Why share now?  Partly, because I wonder if I had been more transparent, could more good have been done? Partly, to thank two people who were steady partners in good works: my son all thirty three years from in-womb until now and twenty years with my husband. Partly, to say I am going to refocus a bit so what you expect of me may get a new twist. But mostly to say having it be " ...just stuff we do" has been a life giving gift to me. Thanks to those who shared this with me. 



Some Back Story 


I did not keep a written log. The first two years were working full-time in VISTA assigned to New Haven, CT. I do not count the 7 years as a foster mom as service -- that was joy. The last 5 years were contractual as full-time Executive Director of WPAA-TV

The most challenging time to do this was during graduate school at age 50. I did my best to make this self-investment be deeper by leveraging school projects into community service. Example of leveraging were designing, deploying and maintaining the 7TownTV.org website. While this alliance has not been retained by those who succeeded my leadership in the scheme of things that does not matter. When it worked, it worked well.

During foster parenting years, I was in roles such as church treasurer and chairman of an all-volunteer TV station in a small town. Looking back, I cannot imagine how it all got done. There was always the more-than full-time job to do too because I was, as they say, the bread-winner. 

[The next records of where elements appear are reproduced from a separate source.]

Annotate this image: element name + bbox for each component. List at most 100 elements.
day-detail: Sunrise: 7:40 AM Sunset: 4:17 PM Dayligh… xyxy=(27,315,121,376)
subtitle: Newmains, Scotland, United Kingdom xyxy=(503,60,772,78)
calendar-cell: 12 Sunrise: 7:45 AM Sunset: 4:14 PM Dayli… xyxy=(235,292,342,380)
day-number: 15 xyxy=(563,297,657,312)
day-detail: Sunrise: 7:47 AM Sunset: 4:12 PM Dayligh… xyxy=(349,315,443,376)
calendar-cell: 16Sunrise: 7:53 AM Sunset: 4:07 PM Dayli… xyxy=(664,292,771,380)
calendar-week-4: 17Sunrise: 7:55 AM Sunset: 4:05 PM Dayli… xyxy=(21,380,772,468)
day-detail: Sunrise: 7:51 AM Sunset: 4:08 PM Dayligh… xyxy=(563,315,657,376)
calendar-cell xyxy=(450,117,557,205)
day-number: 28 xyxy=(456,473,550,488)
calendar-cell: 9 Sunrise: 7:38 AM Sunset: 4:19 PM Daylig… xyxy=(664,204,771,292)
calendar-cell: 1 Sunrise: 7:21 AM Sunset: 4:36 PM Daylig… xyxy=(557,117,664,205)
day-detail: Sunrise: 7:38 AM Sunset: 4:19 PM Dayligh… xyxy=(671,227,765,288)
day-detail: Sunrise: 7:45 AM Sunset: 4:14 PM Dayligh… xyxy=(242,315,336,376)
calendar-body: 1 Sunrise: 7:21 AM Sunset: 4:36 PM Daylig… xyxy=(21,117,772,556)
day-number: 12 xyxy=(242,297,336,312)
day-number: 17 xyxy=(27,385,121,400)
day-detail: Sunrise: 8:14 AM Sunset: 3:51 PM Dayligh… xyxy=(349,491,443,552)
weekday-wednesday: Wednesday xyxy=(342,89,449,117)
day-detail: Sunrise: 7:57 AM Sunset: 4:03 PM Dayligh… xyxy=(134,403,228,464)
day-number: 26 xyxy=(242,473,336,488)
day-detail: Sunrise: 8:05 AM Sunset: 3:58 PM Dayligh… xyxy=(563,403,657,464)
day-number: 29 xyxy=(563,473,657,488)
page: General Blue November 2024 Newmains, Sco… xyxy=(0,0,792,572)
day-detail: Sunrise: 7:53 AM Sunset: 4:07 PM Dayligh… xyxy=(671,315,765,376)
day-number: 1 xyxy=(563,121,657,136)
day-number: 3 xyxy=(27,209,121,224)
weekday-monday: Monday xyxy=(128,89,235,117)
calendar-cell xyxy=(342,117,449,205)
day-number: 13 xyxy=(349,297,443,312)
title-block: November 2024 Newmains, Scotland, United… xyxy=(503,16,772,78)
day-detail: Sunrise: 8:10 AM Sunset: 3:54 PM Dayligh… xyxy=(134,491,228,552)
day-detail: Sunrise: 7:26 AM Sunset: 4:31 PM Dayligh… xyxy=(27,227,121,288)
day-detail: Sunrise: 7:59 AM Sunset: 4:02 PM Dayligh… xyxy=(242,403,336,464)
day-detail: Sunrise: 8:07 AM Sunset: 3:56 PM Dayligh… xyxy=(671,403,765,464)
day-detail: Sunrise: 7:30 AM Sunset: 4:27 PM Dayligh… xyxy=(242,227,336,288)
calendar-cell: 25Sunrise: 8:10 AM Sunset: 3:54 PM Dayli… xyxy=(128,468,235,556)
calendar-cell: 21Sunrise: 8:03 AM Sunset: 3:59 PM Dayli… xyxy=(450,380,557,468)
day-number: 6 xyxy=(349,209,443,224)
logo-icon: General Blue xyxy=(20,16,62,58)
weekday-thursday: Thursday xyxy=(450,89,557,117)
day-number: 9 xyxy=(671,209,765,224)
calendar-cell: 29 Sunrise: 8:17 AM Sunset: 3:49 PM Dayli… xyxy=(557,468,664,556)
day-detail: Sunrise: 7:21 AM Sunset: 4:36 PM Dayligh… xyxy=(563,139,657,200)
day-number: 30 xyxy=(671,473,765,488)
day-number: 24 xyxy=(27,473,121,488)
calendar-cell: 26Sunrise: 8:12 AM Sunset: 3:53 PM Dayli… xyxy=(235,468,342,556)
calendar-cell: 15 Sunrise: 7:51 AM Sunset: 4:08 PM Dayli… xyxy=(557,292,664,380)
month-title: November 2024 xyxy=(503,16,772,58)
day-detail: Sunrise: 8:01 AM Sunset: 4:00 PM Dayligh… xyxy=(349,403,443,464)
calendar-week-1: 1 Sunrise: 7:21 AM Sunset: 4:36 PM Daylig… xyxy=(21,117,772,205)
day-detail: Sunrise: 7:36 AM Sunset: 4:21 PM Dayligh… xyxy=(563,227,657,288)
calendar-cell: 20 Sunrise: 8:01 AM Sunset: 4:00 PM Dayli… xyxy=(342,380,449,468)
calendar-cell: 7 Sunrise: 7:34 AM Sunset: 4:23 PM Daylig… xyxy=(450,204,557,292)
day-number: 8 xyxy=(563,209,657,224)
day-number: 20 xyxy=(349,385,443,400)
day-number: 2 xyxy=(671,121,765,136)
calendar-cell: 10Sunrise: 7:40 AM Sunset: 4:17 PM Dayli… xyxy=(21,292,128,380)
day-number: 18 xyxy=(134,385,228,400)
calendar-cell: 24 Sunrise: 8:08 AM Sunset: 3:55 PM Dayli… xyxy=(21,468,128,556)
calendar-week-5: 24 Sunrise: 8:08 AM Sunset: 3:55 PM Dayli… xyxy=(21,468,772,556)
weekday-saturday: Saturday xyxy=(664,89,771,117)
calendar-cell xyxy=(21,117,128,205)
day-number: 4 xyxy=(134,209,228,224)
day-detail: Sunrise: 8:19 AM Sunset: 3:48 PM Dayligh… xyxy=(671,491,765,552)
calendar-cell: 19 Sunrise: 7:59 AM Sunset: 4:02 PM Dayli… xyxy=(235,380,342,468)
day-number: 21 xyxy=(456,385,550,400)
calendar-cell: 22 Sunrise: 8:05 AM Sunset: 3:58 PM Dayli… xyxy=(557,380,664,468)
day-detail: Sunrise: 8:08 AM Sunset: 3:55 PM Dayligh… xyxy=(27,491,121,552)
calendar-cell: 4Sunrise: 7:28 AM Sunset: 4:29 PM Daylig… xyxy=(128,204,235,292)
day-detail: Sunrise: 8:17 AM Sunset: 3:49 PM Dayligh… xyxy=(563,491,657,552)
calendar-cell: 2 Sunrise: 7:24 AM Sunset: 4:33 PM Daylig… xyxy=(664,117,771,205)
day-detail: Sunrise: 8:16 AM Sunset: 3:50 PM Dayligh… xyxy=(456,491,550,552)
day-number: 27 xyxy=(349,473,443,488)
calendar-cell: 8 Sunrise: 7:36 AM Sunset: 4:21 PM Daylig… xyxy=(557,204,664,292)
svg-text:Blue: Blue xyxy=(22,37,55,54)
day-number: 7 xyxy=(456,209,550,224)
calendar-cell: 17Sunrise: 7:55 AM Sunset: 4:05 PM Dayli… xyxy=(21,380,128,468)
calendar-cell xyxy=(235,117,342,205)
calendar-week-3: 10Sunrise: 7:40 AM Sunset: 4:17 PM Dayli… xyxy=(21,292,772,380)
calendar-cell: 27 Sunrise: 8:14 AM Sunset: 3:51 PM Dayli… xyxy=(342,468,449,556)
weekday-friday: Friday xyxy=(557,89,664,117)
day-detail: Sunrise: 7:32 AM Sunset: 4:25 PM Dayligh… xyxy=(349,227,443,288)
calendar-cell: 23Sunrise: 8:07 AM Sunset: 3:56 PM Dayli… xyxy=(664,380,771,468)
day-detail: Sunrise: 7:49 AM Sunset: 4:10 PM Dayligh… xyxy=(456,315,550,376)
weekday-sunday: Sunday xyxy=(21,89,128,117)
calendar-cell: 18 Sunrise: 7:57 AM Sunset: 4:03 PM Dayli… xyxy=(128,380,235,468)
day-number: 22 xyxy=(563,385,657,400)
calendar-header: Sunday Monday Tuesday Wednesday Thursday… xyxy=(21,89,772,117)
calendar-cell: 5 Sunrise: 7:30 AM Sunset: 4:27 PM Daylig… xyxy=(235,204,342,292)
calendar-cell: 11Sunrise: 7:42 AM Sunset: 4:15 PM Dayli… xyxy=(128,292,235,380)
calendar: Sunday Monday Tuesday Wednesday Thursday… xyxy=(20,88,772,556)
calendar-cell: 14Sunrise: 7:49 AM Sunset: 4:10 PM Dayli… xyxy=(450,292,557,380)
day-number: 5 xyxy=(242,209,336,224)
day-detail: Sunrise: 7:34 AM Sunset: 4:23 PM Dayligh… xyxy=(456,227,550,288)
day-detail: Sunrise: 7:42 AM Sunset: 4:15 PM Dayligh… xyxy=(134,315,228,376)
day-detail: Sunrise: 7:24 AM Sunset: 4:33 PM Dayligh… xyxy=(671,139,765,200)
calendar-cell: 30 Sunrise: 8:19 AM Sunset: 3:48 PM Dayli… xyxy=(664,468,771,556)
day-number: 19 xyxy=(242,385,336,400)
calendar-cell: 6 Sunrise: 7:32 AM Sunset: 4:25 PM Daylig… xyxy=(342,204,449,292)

Many seniors add or find less family-centric ways to serve their community. It is no longer about coaching their kids sports or participating in PTO fundraisers. It often takes on a more universal flavor. Some start new non-profits or fulfill lifelong ideas of making a difference come to life. Some find stipend work to supplement SSN. Whatever the reason it is enriching lives including their own. I am proud to be an ally. 


For me service is going to remain one day, one engagement at a time wherever serendipity takes me. Why change now?